# Predicting Movie Attendance

This Jupyter notebook tests different classifiers/regressors from a sold movie tickets dataset. The goal is to forecast at daily level with at least one week in advance. These results will help the Operations Department with day-to-day inventory management that could benefit their selling concessions activities.

## Abstract
This work presents the methodology to predict movie attendance based on ticket sales and types of movies. Various techniques were used and the random forest approach performed better when comparing R^2 results. Movie tickets sales are from Cinepolis, and the dataset was obtained from 2016 to 2017. We used the following predictor variables: movie studios, type, exposure; month, day of the week, type of day, weekday / weekend and budget to construct the model.
We selected random forest approach after studing the dataset because we did not have to deselect variables and it is a technique the does not overfit the data. The random forest prediction was compared against another regressors.
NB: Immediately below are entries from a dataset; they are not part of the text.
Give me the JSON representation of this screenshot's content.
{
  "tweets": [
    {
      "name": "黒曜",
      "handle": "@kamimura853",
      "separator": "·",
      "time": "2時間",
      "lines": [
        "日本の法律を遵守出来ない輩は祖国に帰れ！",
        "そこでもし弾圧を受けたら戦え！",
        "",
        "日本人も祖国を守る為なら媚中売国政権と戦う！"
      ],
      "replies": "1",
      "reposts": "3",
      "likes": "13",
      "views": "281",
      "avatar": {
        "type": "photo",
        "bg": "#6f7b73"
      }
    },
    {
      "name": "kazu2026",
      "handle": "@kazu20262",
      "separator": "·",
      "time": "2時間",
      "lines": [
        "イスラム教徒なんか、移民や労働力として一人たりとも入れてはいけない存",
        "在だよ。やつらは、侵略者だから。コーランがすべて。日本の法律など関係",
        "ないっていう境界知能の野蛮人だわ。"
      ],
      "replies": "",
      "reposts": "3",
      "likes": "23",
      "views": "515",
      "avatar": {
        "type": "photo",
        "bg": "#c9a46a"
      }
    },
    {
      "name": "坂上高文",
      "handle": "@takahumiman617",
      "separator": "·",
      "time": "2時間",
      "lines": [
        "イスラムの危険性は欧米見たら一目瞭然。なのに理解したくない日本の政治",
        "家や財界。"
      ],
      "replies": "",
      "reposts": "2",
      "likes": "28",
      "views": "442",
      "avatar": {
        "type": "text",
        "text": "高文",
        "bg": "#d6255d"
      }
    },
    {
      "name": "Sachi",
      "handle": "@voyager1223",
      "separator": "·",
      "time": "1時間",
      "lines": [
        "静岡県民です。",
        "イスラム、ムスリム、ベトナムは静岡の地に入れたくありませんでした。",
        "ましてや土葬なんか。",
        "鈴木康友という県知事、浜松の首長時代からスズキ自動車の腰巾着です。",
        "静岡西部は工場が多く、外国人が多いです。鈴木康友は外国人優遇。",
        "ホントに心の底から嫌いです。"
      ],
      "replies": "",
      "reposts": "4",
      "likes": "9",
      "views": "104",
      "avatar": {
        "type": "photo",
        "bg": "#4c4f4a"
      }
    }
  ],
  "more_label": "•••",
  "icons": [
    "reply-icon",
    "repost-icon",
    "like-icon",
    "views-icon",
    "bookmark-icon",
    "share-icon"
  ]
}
Also, a comparative analysis against an ARIMA model tells us that forecasting with this model reflects the impact of the variables on the movie attendance.

## 1) Introduction
Movie forecast attendance is needed to plan staff and estimate consessions. Numerous predictor variables come to mind from both academic literature and empirical knowledge. Because there might be a large set of predictor variables, it tends to overfitting. One way to avoid it, is to use a prediction technique that minimizes it. Random forest satisfies this requirement. The model is employed in this analysis purposely to avoid overfitting the data.

### 1.1) Data
The data sets used are from Cinepolis. Three sets of data were used: ticket sales per day, movie revenue and dates in theaters combined with Mexico holidays. The ticket sales per day was already standarized so a binning strategy was selected.

### 1.2) Data preparation
The data was combined to take into account that each day has a week or strong attraction to theaters depending on the predictor variables. 

#### Library loading

In [3]:
import pandas as pd
import numpy as np
import matplotlib.pyplot as plt
import seaborn as sns
from datetime import datetime
%matplotlib inline
%config InlineBackend.figure_format = 'retina'
sns.set_style('whitegrid')
sns.set_context('poster')
import warnings
def ignore_warn(*args, **kwargs):
    pass
warnings.warn = ignore_warn

#### Read the dataset
The file sales_16_17 contains two year ticket sales data. The file sales_18 was constructed for prediction. Is one week after the recieved data.

In [4]:
sales = pd.read_csv('./data/sales_16_17.csv')
sales_pred = pd.read_csv('./data/sales_18.csv')
sales = sales.append(sales_pred, ignore_index=True)

#### Date transformation
Since the dataset has a date column, it can be passed in date format to work the model with it.

In [5]:
try:
    sales['Day'] = pd.to_datetime(sales['Day'], format='%d/%m/%Y')
except Exception as e:
    print(e)

The dataset can be desagregated considering month and day name. Also, the distinction between weekday and weekend was considered.

In [6]:
sales['month'] = sales['Day'].dt.month_name()
sales['day_name'] = sales['Day'].dt.day_name()
sales['day_type'] = np.where(sales['Day'].dt.dayofweek < 5, 'weekday', 'weekend')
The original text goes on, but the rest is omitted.